Desweiteren hat sich mein Allgemeinbefinden damals rapide gebessert als ich von Marvelon zu Diane gewechselt habe (leider vor Hashi)- ich fühlte mich befreiter und weniger depressiv, zugegebenermaßen wurde ich auch launischer, nach Zyklus halt.
Vielleicht würde es Dir zumindest für die gynäkologischen Probleme helfen, die Pille zu nehmen oder ggf. zu wechseln.
Alles Gute für Dich
Kerstin

Claudia
15.06.01, 11:01
>Hallo Claudia,
>
>wegen Deiner Akne und dem vermehrten Haarwuchs (ganz ab von Hashimoto): nimmst Du die Pille? Wenn ja, welche?
>
>Ich nehme seit einigen Jahren die Diane 35, die ist normalerweise genau bei Deinen Problemen angebracht: vermehrter Haarwuchs, Akne, Androgynitätserscheinungen... und gar nicht für die Empfängisverhütung :-)
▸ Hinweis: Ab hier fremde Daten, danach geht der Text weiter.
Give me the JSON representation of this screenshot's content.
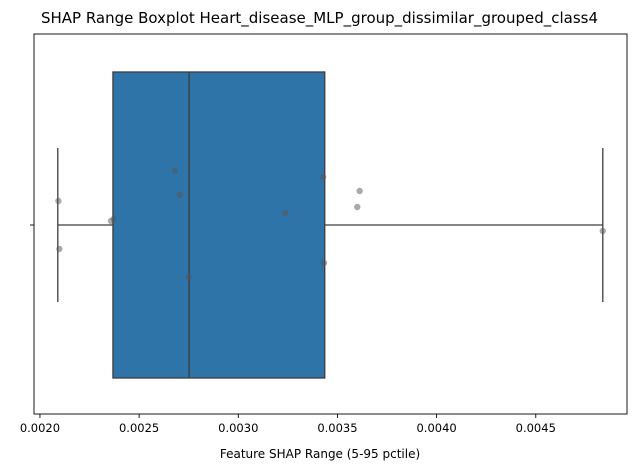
{
  "chart_data": {
    "type": "boxplot",
    "title": "SHAP Range Boxplot Heart_disease_MLP_group_dissimilar_grouped_class4",
    "xlabel": "Feature SHAP Range (5-95 pctile)",
    "ylabel": "",
    "orientation": "horizontal",
    "xlim": [
      0.00197,
      0.00496
    ],
    "x_ticks": [
      0.002,
      0.0025,
      0.003,
      0.0035,
      0.004,
      0.0045
    ],
    "x_tick_labels": [
      "0.0020",
      "0.0025",
      "0.0030",
      "0.0035",
      "0.0040",
      "0.0045"
    ],
    "grid": false,
    "box": {
      "whisker_low": 0.00209,
      "q1": 0.002368,
      "median": 0.002752,
      "q3": 0.003436,
      "whisker_high": 0.004838,
      "color": "#2f74a9",
      "edge_color": "#3d3d3d"
    },
    "points": [
      {
        "x": 0.002093,
        "jitter": 0.06
      },
      {
        "x": 0.002098,
        "jitter": -0.06
      },
      {
        "x": 0.002358,
        "jitter": 0.01
      },
      {
        "x": 0.002372,
        "jitter": 0.015
      },
      {
        "x": 0.00268,
        "jitter": 0.135
      },
      {
        "x": 0.002705,
        "jitter": 0.075
      },
      {
        "x": 0.00275,
        "jitter": -0.13
      },
      {
        "x": 0.003238,
        "jitter": 0.03
      },
      {
        "x": 0.003428,
        "jitter": 0.12
      },
      {
        "x": 0.003432,
        "jitter": -0.095
      },
      {
        "x": 0.0036,
        "jitter": 0.045
      },
      {
        "x": 0.003612,
        "jitter": 0.085
      },
      {
        "x": 0.004838,
        "jitter": -0.015
      }
    ],
    "point_color": "#555555"
  }
}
>Ich hatte zwar nie solche Probleme, aber die wenigen Pickelchen die ich hatte, sind davon auch fast verschwunden.
>Desweiteren hat sich mein Allgemeinbefinden damals rapide gebessert als ich von Marvelon zu Diane gewechselt habe (leider vor Hashi)- ich fühlte mich befreiter und weniger depressiv, zugegebenermaßen wurde ich auch launischer, nach Zyklus halt.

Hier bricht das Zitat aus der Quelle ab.